For 25 years, Richard McGuire’s career in comics consisted of six pages. His short comic Here, which appeared in 1989 in RAW, Art Speigelman and Francoise Mouly’s groundbreaking comics periodical, consisted of just 36 panels and was a formal innovation that stands out in the history of comics. Using space to show time, the book manages to show the history of the earth through one tiny “window” that becomes many things over thousands of years.
Now McGuire has released his first graphic novel, an expanded version of Here, published by Pantheon in December. McGuire spoke with PW about the quarter-century path that the story took to its new publication, its inspiration, and his future ambitions.
PW Comics World: Where did the idea for Here originally come from?
Richard McGuire: I heard a lecture Art Spiegelman made about how “comics are diagrams,” and that got me thinking. I had just moved into a new apartment and was thinking who had lived there before me. I started to make a strip that was a split screen, I framed it into a corner of the room to use that as the dividing line, I had half the panel going backward in time, while the other half was going forward in time. This was back in 1988, a friend showed me his new ‘Windows’ program and that’s when I had the idea of using multiple frames of time. But I think another possible seed for the idea was from my dad taking family photos every year with us posed in the same location.
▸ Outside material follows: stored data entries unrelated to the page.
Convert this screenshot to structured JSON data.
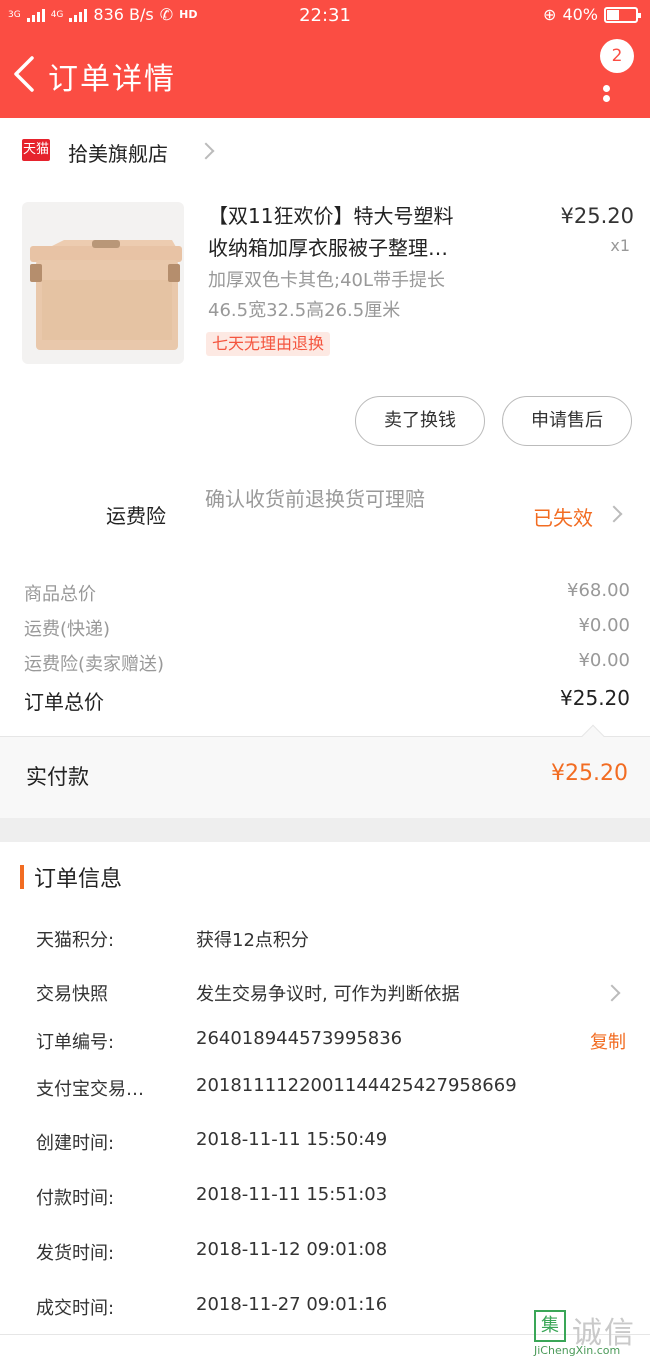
{
  "status_bar": {
    "net1": "3G",
    "net2": "4G",
    "speed": "836 B/s",
    "hd": "HD",
    "time": "22:31",
    "battery": "40%",
    "battery_level": 0.4
  },
  "header": {
    "title": "订单详情",
    "badge": "2"
  },
  "shop": {
    "badge": "天猫",
    "name": "拾美旗舰店"
  },
  "product": {
    "title_line1": "【双11狂欢价】特大号塑料",
    "title_line2": "收纳箱加厚衣服被子整理…",
    "price": "¥25.20",
    "qty": "x1",
    "spec_line1": "加厚双色卡其色;40L带手提长",
    "spec_line2": "46.5宽32.5高26.5厘米",
    "tag": "七天无理由退换"
  },
  "actions": {
    "sell_label": "卖了换钱",
    "after_sale_label": "申请售后"
  },
  "insurance": {
    "label": "运费险",
    "desc": "确认收货前退换货可理赔",
    "status": "已失效"
  },
  "prices": [
    {
      "label": "商品总价",
      "value": "¥68.00"
    },
    {
      "label": "运费(快递)",
      "value": "¥0.00"
    },
    {
      "label": "运费险(卖家赠送)",
      "value": "¥0.00"
    },
    {
      "label": "订单总价",
      "value": "¥25.20"
    }
  ],
  "payment": {
    "label": "实付款",
    "value": "¥25.20"
  },
  "order_info": {
    "title": "订单信息",
    "rows": [
      {
        "label": "天猫积分:",
        "value": "获得12点积分"
      },
      {
        "label": "交易快照",
        "value": "发生交易争议时, 可作为判断依据"
      },
      {
        "label": "订单编号:",
        "value": "264018944573995836",
        "action": "复制"
      },
      {
        "label": "支付宝交易…",
        "value": "2018111122001144425427958669"
      },
      {
        "label": "创建时间:",
        "value": "2018-11-11 15:50:49"
      },
      {
        "label": "付款时间:",
        "value": "2018-11-11 15:51:03"
      },
      {
        "label": "发货时间:",
        "value": "2018-11-12 09:01:08"
      },
      {
        "label": "成交时间:",
        "value": "2018-11-27 09:01:16"
      }
    ]
  },
  "watermark": {
    "char": "集",
    "cn": "诚信",
    "en": "JiChengXin.com"
  },
  "colors": {
    "brand_red": "#fb4d43",
    "accent_orange": "#f26c22",
    "tmall_red": "#e6232d"
  }
}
PW: At what point did you want to make a novel-length version of this story?
RM: About ten years after the six-page version appeared in RAW magazine, it occurred to me that the story might be worthy to expand into a book. I was introduced to the publisher, Pantheon, through Chris Ware. I pitched the project, signed a contract, and then I just couldn’t wrap my head around how to do it, so I put it in a drawer. Around the same time I was offered the opportunity to be a director on an animated feature film in France, not exactly something to say "no" to. So I went off intending to be working on the book as a side project, which was impossible.
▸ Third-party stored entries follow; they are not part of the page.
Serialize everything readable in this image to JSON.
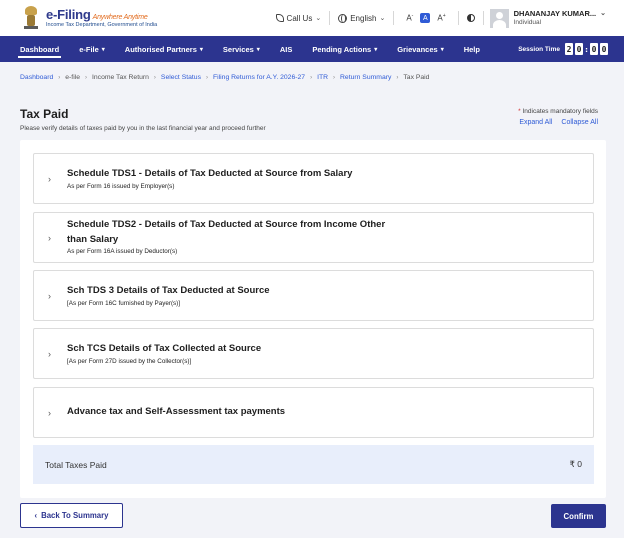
{
  "header": {
    "logo_main": "e-Filing",
    "logo_tag": "Anywhere Anytime",
    "logo_sub": "Income Tax Department, Government of India",
    "call_us": "Call Us",
    "language": "English",
    "font_smaller": "A",
    "font_normal": "A",
    "font_larger": "A",
    "user_name": "DHANANJAY KUMAR...",
    "user_role": "Individual"
  },
  "nav": {
    "items": [
      {
        "label": "Dashboard"
      },
      {
        "label": "e-File"
      },
      {
        "label": "Authorised Partners"
      },
      {
        "label": "Services"
      },
      {
        "label": "AIS"
      },
      {
        "label": "Pending Actions"
      },
      {
        "label": "Grievances"
      },
      {
        "label": "Help"
      }
    ],
    "session_label": "Session Time",
    "timer": [
      "2",
      "0",
      "0",
      "0"
    ]
  },
  "breadcrumb": [
    {
      "label": "Dashboard"
    },
    {
      "label": "e-file"
    },
    {
      "label": "Income Tax Return"
    },
    {
      "label": "Select Status"
    },
    {
      "label": "Filing Returns for A.Y. 2026-27"
    },
    {
      "label": "ITR"
    },
    {
      "label": "Return Summary"
    },
    {
      "label": "Tax Paid"
    }
  ],
  "page": {
    "title": "Tax Paid",
    "subtitle": "Please verify details of taxes paid by you in the last financial year and proceed further",
    "mandatory_note": "Indicates mandatory fields",
    "expand_all": "Expand All",
    "collapse_all": "Collapse All"
  },
  "sections": [
    {
      "title": "Schedule TDS1 - Details of Tax Deducted at Source from Salary",
      "sub": "As per Form 16 issued by Employer(s)"
    },
    {
      "title_line1": "Schedule TDS2 - Details of Tax Deducted at Source from Income Other",
      "title_line2": "than Salary",
      "sub": "As per Form 16A issued by Deductor(s)"
    },
    {
      "title": "Sch TDS 3 Details of Tax Deducted at Source",
      "sub": "[As per Form 16C furnished by Payer(s)]"
    },
    {
      "title": "Sch TCS Details of Tax Collected at Source",
      "sub": "[As per Form 27D issued by the Collector(s)]"
    },
    {
      "title": "Advance tax and Self-Assessment tax payments"
    }
  ],
  "total": {
    "label": "Total Taxes Paid",
    "value": "₹ 0"
  },
  "footer": {
    "back_label": "Back To Summary",
    "confirm_label": "Confirm"
  },
  "colors": {
    "nav_bg": "#2c348f",
    "link": "#2f5bd6",
    "total_bg": "#e8eefb"
  }
}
One film led to the next, I stayed in France longer than I thought I would. I came back to the US when the health of my parents began to fail. It wasn’t until I received a fellowship at the New York Public Library that I was able to really give it the attention that I needed to. It took me a while to figure out how exactly to do it; there were a few false starts.
PW: How did you go about writing the story?
RM: The original was loosely based around my family and the house I grew up in. I knew I had to dig deeper for the book so I started by doing research on that area. I read old newspapers, letters, diaries, I looked at maps and photo collections, I made a timeline and would add things I discovered that I thought I could use. I found things like a lexicon written by a missionary in the 1600s of the Lenape language, it was kind of like a phrase book. I used that to cobble together a little dialog. There was of course a ton of things I found that I didn’t use, it’s like an iceberg—the book is the part you see sticking out of the water and there is a whole lot more research not seen.
PW: I kept thinking of the book as representing how memory works or how our mind functions, where in any given moment we remember and fantasize and daydream and really see only a fraction of what’s in front of us.
RM: Our consciousness is so fragmented. We are thinking of what it is we have to do, and suddenly we are remembering a conversation we had earlier, and then we see something that reminds us of something else. We are all tripping-out in other times constantly.